Ghayth sortait de la maison avec quelque chose ressemblant à un chariot quand Jack et Sam arrivèrent. Il resta immobile quelques secondes puis eut un sourire.

- Vous ne renoncez donc jamais ? dit-il malicieusement

- Non, ce n'est pas notre genre, répliqua Jack sur le même ton.

Les deux hommes se toisèrent avec une fausse animosité.

- Je vais chercher de nouveaux blocs de pierre, annonça alors Ghayth. Vous m'accompagnez ?

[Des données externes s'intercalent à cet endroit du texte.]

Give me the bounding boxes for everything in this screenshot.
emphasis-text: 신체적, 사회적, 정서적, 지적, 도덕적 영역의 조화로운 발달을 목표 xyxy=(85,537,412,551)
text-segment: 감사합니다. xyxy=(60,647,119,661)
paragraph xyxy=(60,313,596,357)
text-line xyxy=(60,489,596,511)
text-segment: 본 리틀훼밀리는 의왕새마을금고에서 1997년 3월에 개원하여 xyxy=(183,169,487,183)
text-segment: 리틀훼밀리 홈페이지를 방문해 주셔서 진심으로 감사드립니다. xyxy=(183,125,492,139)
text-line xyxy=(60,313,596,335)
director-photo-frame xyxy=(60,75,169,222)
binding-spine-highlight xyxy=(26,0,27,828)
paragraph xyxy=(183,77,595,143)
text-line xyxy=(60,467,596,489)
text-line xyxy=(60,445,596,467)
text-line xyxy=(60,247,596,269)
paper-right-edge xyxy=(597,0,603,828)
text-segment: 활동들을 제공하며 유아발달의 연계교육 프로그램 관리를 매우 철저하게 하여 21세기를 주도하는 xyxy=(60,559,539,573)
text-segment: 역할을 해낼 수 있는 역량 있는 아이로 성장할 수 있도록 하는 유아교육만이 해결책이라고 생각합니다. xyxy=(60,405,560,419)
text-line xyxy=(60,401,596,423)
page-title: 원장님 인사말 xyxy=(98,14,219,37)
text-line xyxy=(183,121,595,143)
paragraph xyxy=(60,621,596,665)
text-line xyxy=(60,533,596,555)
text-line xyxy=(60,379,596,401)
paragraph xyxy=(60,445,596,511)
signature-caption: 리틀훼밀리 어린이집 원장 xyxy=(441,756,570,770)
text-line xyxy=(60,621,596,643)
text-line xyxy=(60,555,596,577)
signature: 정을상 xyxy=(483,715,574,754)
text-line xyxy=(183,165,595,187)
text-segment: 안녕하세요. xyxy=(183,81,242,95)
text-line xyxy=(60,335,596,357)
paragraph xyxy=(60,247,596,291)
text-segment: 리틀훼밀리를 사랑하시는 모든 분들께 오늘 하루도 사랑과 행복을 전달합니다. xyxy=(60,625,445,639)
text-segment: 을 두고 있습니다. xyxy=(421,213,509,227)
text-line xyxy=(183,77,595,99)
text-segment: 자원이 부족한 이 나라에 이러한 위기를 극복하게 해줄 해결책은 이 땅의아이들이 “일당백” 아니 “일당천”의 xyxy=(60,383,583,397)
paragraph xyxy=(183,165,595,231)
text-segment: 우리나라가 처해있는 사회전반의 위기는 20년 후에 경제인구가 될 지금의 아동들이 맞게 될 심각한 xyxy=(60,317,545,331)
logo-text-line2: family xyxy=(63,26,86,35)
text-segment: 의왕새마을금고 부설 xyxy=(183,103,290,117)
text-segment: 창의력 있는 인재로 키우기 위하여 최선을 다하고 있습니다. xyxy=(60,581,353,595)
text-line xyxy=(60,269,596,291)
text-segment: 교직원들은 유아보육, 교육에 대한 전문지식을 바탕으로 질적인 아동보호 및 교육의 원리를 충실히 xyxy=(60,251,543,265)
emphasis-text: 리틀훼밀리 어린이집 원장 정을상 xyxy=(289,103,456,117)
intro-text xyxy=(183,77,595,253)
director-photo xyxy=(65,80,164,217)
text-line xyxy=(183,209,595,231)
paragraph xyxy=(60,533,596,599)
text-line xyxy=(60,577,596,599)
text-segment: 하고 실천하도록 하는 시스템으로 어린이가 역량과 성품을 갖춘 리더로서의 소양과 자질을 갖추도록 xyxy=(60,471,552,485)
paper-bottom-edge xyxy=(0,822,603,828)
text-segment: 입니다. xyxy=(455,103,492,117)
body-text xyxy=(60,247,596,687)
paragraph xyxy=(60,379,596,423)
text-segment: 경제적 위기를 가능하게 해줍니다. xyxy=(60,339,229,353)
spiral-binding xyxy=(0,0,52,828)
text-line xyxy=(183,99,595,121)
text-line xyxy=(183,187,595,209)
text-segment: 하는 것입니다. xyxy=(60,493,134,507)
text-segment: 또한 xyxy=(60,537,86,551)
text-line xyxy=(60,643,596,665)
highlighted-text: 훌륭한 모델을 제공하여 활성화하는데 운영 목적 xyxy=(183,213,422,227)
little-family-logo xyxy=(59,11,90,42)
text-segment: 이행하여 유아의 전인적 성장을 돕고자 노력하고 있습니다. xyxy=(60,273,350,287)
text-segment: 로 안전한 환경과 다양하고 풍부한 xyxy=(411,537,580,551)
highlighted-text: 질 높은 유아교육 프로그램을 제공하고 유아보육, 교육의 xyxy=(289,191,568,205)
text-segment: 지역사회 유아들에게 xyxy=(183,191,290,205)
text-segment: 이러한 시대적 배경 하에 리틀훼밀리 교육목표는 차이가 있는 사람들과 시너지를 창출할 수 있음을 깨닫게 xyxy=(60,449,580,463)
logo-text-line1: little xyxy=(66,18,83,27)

Jack et Sam se regardèrent puis la jeune femme s'avança vers Ghayth.

- Je serai curieuse de savoir comment se déroule cette partie de votre travail.

- Très bien, acquiesça le jeune homme. Et vous, colonel O'Neill ?

Jack se gratta la tête l'air un peu gêné.

- Je… je vais aller voir Lorchen, bredouilla-t-il. Enfin… si elle veut bien de moi…

- Elle travaille à l'atelier, répondit le plus naturellement Ghayth. Elle sera ravie d'être en votre compagnie.

Il se tourna vers Sam tandis que Jack pénétrait dans la maison.

- Vous venez, major Carter ?

- Je vous suis.

Ils demeurèrent quelques secondes silencieux. En fait, Sam ne savait pas comment s'y prendre avec le jeune homme qui était presque son double.

- Vous avez échangé les rôles ? demanda brusquement Ghayth.

- Pardon ? s'étonna Sam sortie de ses réflexions

- Le colonel O'Neill vous a chargée de m'interroger sachant qu'il n'a rien pu obtenir de moi, précisa le jeune homme.

- Il a tout de même obtenu que vous fassiez cette évaluation, non ? fit remarquer Sam

Ghayth sourit légèrement. La jeune femme n'avait pas tort.

- C'est tout ce qu'il aurait pu avoir, indiqua-t-il, car c'est tout ce que je pouvais faire.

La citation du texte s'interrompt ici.